The answer isn’t in more research either.
There’s a lot of talk in the start-up world about Minimum Viable Products (MVPs). (Steve Blank, Eric Ries and Sean Ellis are all awesome sources to learn more).
The basic premise is that any work done beyond being able to start learning what people actually think is a waste of time and resources. If it prevents you from starting to test your business model’s assumption than you are likely not being productive. A MVP allows you to go out in the real world and begin testing core assumptions about your product/service.
I’ve been wondering if the same philosophy can be applied to the marketing world? Could Minimum Viable Campaigns help prevent the creation of marketing campaigns that nobody cares about? In my opinion it really doesn’t matter if something is on budget and on time if nobody cares - it’s a waste.

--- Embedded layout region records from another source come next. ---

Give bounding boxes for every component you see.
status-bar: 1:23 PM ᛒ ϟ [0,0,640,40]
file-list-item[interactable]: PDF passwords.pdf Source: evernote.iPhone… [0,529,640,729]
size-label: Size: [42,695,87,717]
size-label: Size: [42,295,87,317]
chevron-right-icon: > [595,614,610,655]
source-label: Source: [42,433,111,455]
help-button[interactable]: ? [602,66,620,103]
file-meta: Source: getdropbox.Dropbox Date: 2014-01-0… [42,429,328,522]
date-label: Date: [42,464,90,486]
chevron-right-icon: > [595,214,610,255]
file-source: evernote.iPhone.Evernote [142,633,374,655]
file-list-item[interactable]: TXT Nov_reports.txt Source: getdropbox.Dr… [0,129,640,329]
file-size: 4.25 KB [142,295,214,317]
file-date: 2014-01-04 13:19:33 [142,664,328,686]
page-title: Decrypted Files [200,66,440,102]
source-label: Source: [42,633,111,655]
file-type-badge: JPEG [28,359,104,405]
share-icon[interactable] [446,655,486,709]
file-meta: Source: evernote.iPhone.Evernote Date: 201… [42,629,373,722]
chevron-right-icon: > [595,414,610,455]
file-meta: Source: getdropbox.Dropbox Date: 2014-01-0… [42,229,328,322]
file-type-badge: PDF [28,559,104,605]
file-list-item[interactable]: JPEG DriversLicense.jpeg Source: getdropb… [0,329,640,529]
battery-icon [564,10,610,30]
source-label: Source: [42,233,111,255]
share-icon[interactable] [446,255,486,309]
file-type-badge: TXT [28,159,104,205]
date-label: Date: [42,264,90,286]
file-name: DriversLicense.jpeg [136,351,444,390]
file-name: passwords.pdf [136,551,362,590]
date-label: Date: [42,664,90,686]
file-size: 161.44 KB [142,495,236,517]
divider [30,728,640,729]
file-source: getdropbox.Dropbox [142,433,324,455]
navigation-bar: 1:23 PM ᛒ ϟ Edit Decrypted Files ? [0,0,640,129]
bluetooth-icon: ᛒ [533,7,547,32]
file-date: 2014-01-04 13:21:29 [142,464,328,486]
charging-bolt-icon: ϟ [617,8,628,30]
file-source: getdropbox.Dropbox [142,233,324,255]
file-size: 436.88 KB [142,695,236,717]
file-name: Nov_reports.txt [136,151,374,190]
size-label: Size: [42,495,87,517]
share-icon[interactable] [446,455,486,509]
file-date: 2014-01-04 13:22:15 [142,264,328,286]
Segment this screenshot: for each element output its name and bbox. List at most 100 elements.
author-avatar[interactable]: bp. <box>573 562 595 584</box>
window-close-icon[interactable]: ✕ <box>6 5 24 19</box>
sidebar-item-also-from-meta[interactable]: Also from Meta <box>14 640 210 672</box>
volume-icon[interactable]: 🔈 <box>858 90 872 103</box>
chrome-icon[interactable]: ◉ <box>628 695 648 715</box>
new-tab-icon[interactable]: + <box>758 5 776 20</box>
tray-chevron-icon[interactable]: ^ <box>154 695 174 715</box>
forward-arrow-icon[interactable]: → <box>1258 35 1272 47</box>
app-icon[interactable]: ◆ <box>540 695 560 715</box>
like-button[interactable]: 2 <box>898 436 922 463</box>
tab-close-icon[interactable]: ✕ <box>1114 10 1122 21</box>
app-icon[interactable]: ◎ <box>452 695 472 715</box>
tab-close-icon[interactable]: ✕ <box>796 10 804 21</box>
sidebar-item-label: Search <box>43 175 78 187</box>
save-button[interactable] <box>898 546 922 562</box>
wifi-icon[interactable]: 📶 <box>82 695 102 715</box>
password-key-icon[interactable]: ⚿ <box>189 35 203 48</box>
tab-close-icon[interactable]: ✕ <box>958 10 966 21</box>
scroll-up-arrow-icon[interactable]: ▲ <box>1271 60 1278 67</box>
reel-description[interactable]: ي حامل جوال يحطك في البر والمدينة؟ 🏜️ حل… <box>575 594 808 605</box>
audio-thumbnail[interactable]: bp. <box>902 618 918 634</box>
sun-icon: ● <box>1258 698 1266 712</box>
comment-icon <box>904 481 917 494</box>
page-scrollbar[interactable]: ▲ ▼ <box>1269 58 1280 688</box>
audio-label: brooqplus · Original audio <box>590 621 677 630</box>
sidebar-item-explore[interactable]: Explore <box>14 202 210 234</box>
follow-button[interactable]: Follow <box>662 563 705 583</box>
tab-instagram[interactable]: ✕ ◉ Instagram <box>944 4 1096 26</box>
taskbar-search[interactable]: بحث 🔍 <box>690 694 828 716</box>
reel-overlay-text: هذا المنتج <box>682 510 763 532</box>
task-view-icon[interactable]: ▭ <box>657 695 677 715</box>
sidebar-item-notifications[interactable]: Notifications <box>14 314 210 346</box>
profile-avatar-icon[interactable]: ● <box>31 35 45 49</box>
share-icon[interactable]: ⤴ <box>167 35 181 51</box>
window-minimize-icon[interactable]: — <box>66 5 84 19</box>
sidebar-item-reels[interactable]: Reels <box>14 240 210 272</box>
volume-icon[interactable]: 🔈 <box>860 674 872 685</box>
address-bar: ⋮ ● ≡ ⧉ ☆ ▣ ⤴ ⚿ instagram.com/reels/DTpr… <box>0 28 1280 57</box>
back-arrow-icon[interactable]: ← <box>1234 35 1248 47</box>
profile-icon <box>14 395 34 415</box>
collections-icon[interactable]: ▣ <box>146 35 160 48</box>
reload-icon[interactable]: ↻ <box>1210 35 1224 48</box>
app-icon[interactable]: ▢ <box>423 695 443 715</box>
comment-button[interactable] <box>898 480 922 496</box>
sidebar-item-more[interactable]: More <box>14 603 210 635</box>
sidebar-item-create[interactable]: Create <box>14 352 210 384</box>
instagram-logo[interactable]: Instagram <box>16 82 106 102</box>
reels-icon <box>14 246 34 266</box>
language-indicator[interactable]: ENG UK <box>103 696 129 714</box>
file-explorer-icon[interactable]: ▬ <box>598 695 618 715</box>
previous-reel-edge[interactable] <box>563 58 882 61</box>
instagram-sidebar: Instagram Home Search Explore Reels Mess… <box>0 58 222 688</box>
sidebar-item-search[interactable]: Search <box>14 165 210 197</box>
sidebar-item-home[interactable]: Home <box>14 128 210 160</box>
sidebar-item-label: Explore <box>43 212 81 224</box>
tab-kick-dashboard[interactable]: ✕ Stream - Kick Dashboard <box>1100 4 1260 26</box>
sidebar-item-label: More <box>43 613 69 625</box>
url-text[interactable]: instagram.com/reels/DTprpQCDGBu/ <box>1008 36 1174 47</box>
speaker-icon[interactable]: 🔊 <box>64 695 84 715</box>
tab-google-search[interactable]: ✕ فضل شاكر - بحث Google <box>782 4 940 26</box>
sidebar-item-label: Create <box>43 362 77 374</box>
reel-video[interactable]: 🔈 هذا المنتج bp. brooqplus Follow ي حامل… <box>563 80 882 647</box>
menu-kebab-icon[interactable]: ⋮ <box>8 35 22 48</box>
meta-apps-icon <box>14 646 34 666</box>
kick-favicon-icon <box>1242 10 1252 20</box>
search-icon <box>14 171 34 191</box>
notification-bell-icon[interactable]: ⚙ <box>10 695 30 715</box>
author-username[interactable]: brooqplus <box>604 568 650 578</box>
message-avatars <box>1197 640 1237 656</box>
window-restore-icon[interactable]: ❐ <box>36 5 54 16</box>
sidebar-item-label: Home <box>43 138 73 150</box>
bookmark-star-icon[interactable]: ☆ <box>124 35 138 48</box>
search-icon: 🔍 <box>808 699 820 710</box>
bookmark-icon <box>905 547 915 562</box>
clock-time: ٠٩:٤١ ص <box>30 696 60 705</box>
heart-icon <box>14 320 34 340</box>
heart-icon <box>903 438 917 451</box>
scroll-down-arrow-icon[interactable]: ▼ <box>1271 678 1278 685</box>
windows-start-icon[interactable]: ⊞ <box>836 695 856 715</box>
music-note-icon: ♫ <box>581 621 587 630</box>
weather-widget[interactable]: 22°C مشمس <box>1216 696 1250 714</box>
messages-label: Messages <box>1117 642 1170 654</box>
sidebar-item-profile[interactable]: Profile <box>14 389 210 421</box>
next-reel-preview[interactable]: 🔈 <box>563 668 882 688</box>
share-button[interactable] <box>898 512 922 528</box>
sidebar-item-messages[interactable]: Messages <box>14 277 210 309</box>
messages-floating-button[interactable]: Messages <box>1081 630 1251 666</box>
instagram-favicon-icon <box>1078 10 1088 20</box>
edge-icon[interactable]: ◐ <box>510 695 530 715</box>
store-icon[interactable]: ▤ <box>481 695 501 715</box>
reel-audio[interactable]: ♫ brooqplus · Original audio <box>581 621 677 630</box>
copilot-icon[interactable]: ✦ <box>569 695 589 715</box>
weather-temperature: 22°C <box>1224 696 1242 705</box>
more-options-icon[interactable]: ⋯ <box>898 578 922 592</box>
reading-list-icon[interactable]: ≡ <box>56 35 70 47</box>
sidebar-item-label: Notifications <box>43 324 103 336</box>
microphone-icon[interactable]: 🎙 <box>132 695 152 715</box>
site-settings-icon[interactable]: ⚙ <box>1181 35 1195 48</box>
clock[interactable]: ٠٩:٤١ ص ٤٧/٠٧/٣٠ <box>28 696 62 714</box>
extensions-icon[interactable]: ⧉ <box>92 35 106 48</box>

The idea would be to create an MVC and test it in the real world (not with focus groups) and iterate the campaign accordingly instead of planning for the “big launch”. Strategy and Planning becomes part of the creation process rather than a long drawn out process that gets handed over to Account/Creative teams to execute.
In order for it to work it would require a significant restructuring of the client-agency relationship, how agencies operate and even how clients operate.